My latest encounter with this species came over the weekend in Petaluma where Thistle Meats’ tiny store front on the main drag of Petaluma Boulevard checks all the boxes: A trio of cold cases up front with a work area stretching into the back. On Saturday the main butcher table was a study in Nigel Slater minimalism, just a few shanks rested there ready for a photo shoot or braise.

But the real action is all in those cold cases. The cacciatore salume is perfectly fatted, at room temperature it almost melts in your mouth. Their Milano is a reminder of just how negligent we’ve been with simple salumi, Thistle’s version is so fresh and light that it’s a siren call for a glass of rose.

Once you dig further into the meat case the picture only improves. The house made Bologna is a budget steal. It’s all beef and not the fully emulsified meat mixture you might expect. It’s a bit chunky and you can actually taste the beef. Oscar Meyer, eat your heart out.

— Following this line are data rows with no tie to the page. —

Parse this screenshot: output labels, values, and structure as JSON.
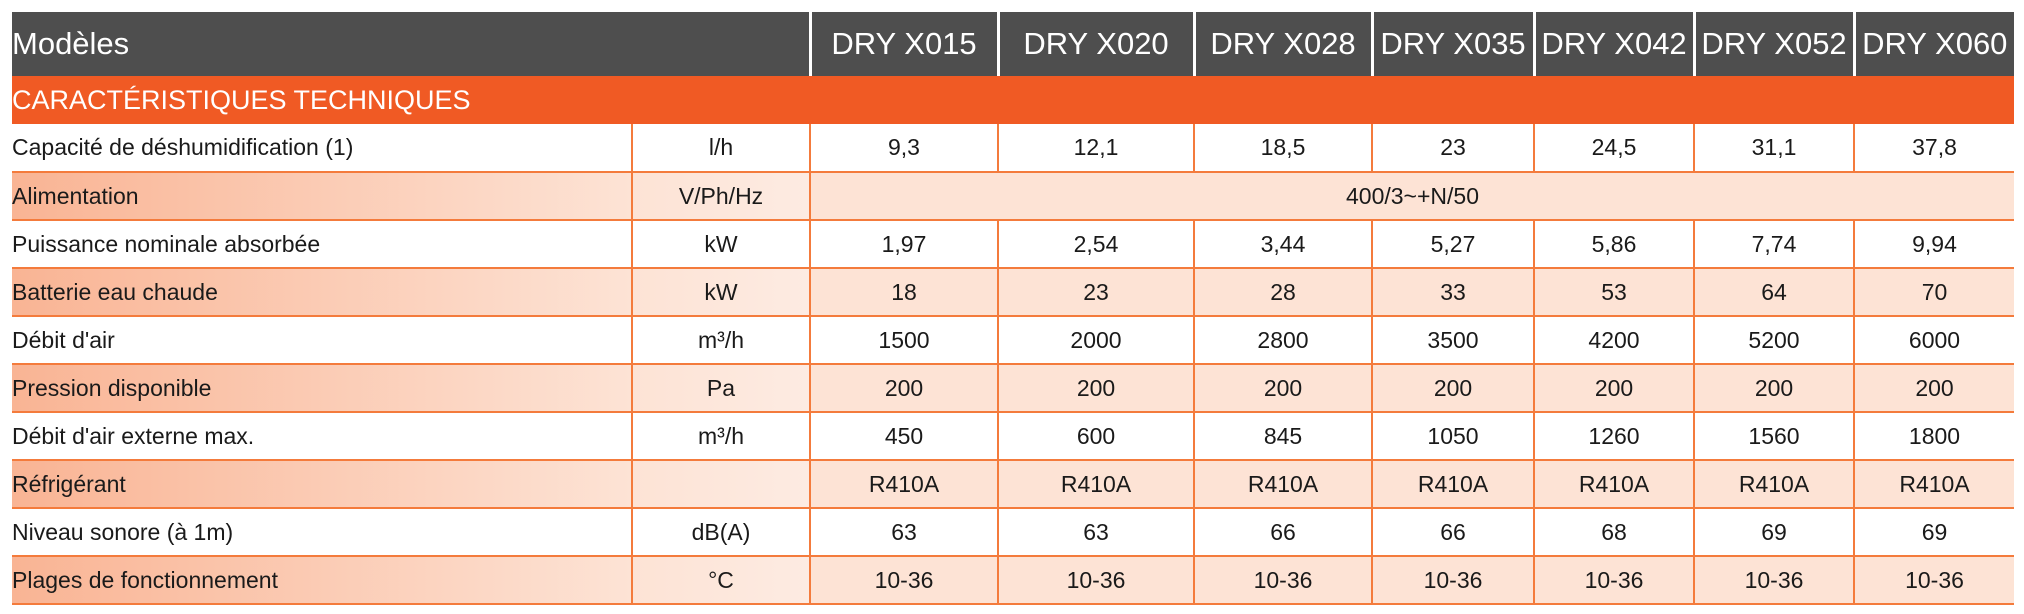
{
  "table": {
    "header": {
      "label": "Modèles",
      "models": [
        "DRY X015",
        "DRY X020",
        "DRY X028",
        "DRY X035",
        "DRY X042",
        "DRY X052",
        "DRY X060"
      ]
    },
    "section_title": "CARACTÉRISTIQUES TECHNIQUES",
    "rows": [
      {
        "label": "Capacité de déshumidification (1)",
        "unit": "l/h",
        "values": [
          "9,3",
          "12,1",
          "18,5",
          "23",
          "24,5",
          "31,1",
          "37,8"
        ]
      },
      {
        "label": "Alimentation",
        "unit": "V/Ph/Hz",
        "span_value": "400/3~+N/50"
      },
      {
        "label": "Puissance nominale absorbée",
        "unit": "kW",
        "values": [
          "1,97",
          "2,54",
          "3,44",
          "5,27",
          "5,86",
          "7,74",
          "9,94"
        ]
      },
      {
        "label": "Batterie eau chaude",
        "unit": "kW",
        "values": [
          "18",
          "23",
          "28",
          "33",
          "53",
          "64",
          "70"
        ]
      },
      {
        "label": "Débit d'air",
        "unit": "m³/h",
        "values": [
          "1500",
          "2000",
          "2800",
          "3500",
          "4200",
          "5200",
          "6000"
        ]
      },
      {
        "label": "Pression disponible",
        "unit": "Pa",
        "values": [
          "200",
          "200",
          "200",
          "200",
          "200",
          "200",
          "200"
        ]
      },
      {
        "label": "Débit d'air externe max.",
        "unit": "m³/h",
        "values": [
          "450",
          "600",
          "845",
          "1050",
          "1260",
          "1560",
          "1800"
        ]
      },
      {
        "label": "Réfrigérant",
        "unit": "",
        "values": [
          "R410A",
          "R410A",
          "R410A",
          "R410A",
          "R410A",
          "R410A",
          "R410A"
        ]
      },
      {
        "label": "Niveau sonore (à 1m)",
        "unit": "dB(A)",
        "values": [
          "63",
          "63",
          "66",
          "66",
          "68",
          "69",
          "69"
        ]
      },
      {
        "label": "Plages de fonctionnement",
        "unit": "°C",
        "values": [
          "10-36",
          "10-36",
          "10-36",
          "10-36",
          "10-36",
          "10-36",
          "10-36"
        ]
      }
    ]
  },
  "colors": {
    "header_bg": "#4e4e4e",
    "section_bg": "#f05a24",
    "row_alt_bg": "#fde3d5",
    "border": "#f47b3c"
  }
}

I could go on, the full range of charcuterie is well represented and the diversity in sausages includes seldom seen European classics like the Bavarian Weisswurst and a Toulouse. Not to say that the meat case is polluted by Eurocentrism, the wave of innovative American sausages are all there like the rosemary scented rabbit which is an instant classic. Then the cuts of meat are just so vividly colored testaments to their freshness. Oh and they carry Andante, one of the prides of Sonoma cheese making. The one weakness is a lack of bread. Fortunately Della Fatoria is right across the street.